Today I want to give you 3 reasons why I would love for you to stop neglecting your sex life with your partner.
Your physical relationship is usually going to trend in one direction or the other. It is either going to be a source of connection and fun and an outlet for mischievousness and naughtiness or it’s going to add frustration, resentment, and/or discontent to your relationship. You get to pick.
Secondly, if you and your partner happen to be parenting, I think the greatest way that anyone has ever described trying to have a physical relationship amidst the demands of parenthood is that it’s called mating in captivity. If you are doing it well and if you are meeting each other’s needs, I promise you on all of those cold, dark winter nights when you are stuck at home being responsible parents, it will be a lot more fun and more fulfilling than anything that’s on Netflix. If you’re going to be in captivity, why not have a little bit of fun while you’re doing it?

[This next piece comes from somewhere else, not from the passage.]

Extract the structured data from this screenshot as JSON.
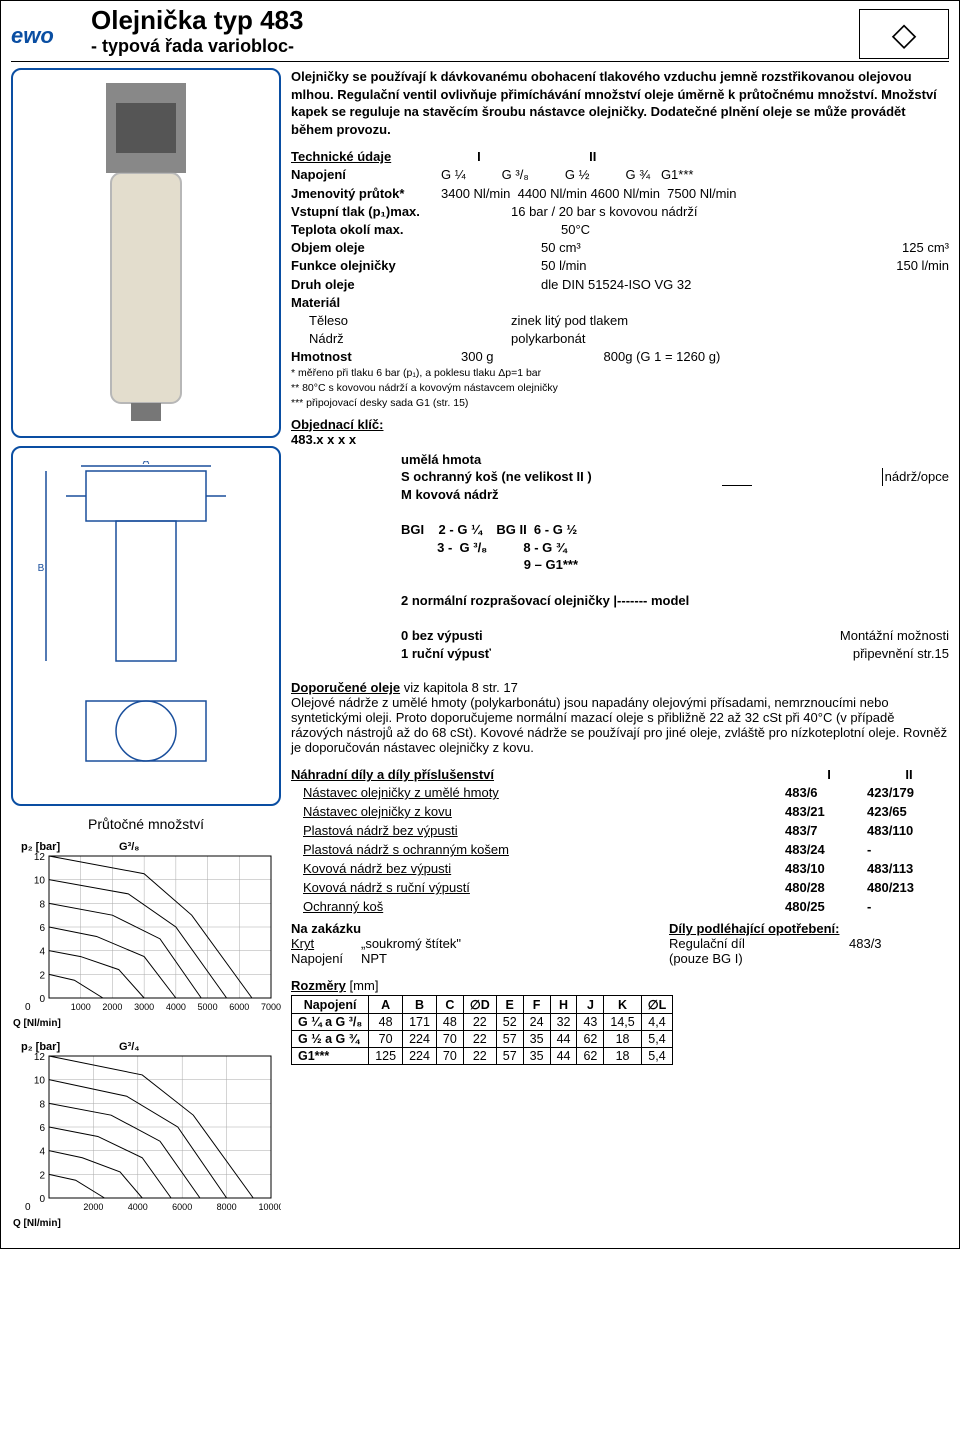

Finally, sometimes our physical relationship gets neglected simply because somebody’s busy or they haven’t been feeling well recently. However, more often than not, if you have been neglecting your sex life it’s because you are either lacking the friendship and connection that you need from your partner in order for it to be robust, or you might be avoiding your own feelings of vulnerability that can often come up in a truly intimate relationship. Both of those things tend to become a source of greater frustration and discontentment as time passes. So, if either of those dynamics might be at play in your relationship, continuing to neglect your sex life is not a recipe for greater happiness and fulfillment.
Food for thought. Is it time to stop neglecting your sex life with your partner?